Sıkışık bir kent dokusuna sahip olan ilçe, 1960’lı yıllardan itibaren Türkiye’nin her yerinden yoğun göç aldı, almaya devam ediyor.
Belediye 2014’ten bu yana AKP’de
Gaziosmanpaşa’da 2018 yılı milletvekili seçimlerinde AKP yüzde 51.5, CHP yüzde 20.1, HDP yüzde 10.1 oy aldı.
2019 yerel seçimlerinde ise AKP yüzde 52.21 ile belediye başkanlığını yeniden alırken CHP yüzde 33.35 ve Saadet Partisi yüzde 8.88 oy kazandı.
İlçede belediye başkanlığını görevini 2014 yılından bu yana AKP’li Hasan Tahsin Usta yürütüyor.
Belediye hizmetlerinin yetersizliği, özellikle ilçedeki çöp ve kirlilik sorunu, ilçe sakinlerinin dile getirdiği problemlerin başında yer alıyor.
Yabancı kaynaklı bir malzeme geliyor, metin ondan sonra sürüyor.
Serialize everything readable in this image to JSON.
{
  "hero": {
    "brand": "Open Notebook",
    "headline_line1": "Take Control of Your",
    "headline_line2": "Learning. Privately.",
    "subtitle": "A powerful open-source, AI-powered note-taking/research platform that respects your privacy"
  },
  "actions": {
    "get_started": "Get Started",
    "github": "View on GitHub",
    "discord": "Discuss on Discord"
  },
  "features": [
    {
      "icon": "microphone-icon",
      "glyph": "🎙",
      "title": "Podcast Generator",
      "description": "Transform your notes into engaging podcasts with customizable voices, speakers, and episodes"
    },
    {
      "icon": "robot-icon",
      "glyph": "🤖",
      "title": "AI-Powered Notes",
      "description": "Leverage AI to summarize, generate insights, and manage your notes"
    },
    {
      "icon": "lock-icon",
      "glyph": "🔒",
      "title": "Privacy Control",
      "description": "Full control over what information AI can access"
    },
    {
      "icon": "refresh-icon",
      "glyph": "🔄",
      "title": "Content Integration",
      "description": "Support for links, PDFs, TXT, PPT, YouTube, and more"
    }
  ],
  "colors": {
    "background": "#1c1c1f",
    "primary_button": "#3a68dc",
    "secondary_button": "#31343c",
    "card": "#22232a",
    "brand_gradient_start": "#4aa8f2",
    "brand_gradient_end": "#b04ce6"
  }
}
Gaziosmanpaşa yerelinde halkın AKP’li belediyeye yönelik en büyük şikâyeti çöplerin toplanmamasıydı.
Cadde ve sokaklarda ilerlerken sık sık birikmiş, toplanmamış çöplere rastladık.
Muhtemelen seçim çalışması kapsamında meydanda yaklaşık 15 yeni çöp arabası sergileniyordu. Mikrofonda konuşan bir kişi bu araçların tanıtımını yaparak temiz bir Gaziosmanpaşa vaadiyle meydandan hızlı hızlı yürüyüp geçen yurttaşlara sesleniyordu.
Gaziosmanpaşa’da oturanların deyimiyle ‘yereldeki kötü hizmet’in genel seçime nasıl yansıyacağını, ilçenin sorunlarını ve beklentileri öğrenmek üzere mikrofonumuzu ilçe sakinlerine uzattık.
İlçe seçim bürosu açılışında konuştuğumuz Yeşil Sol Parti 2. bölge milletvekili adayı Cengiz Çiçek ise sorularımızı parti program ve çözüm önerilerini de anlatarak cevapladı.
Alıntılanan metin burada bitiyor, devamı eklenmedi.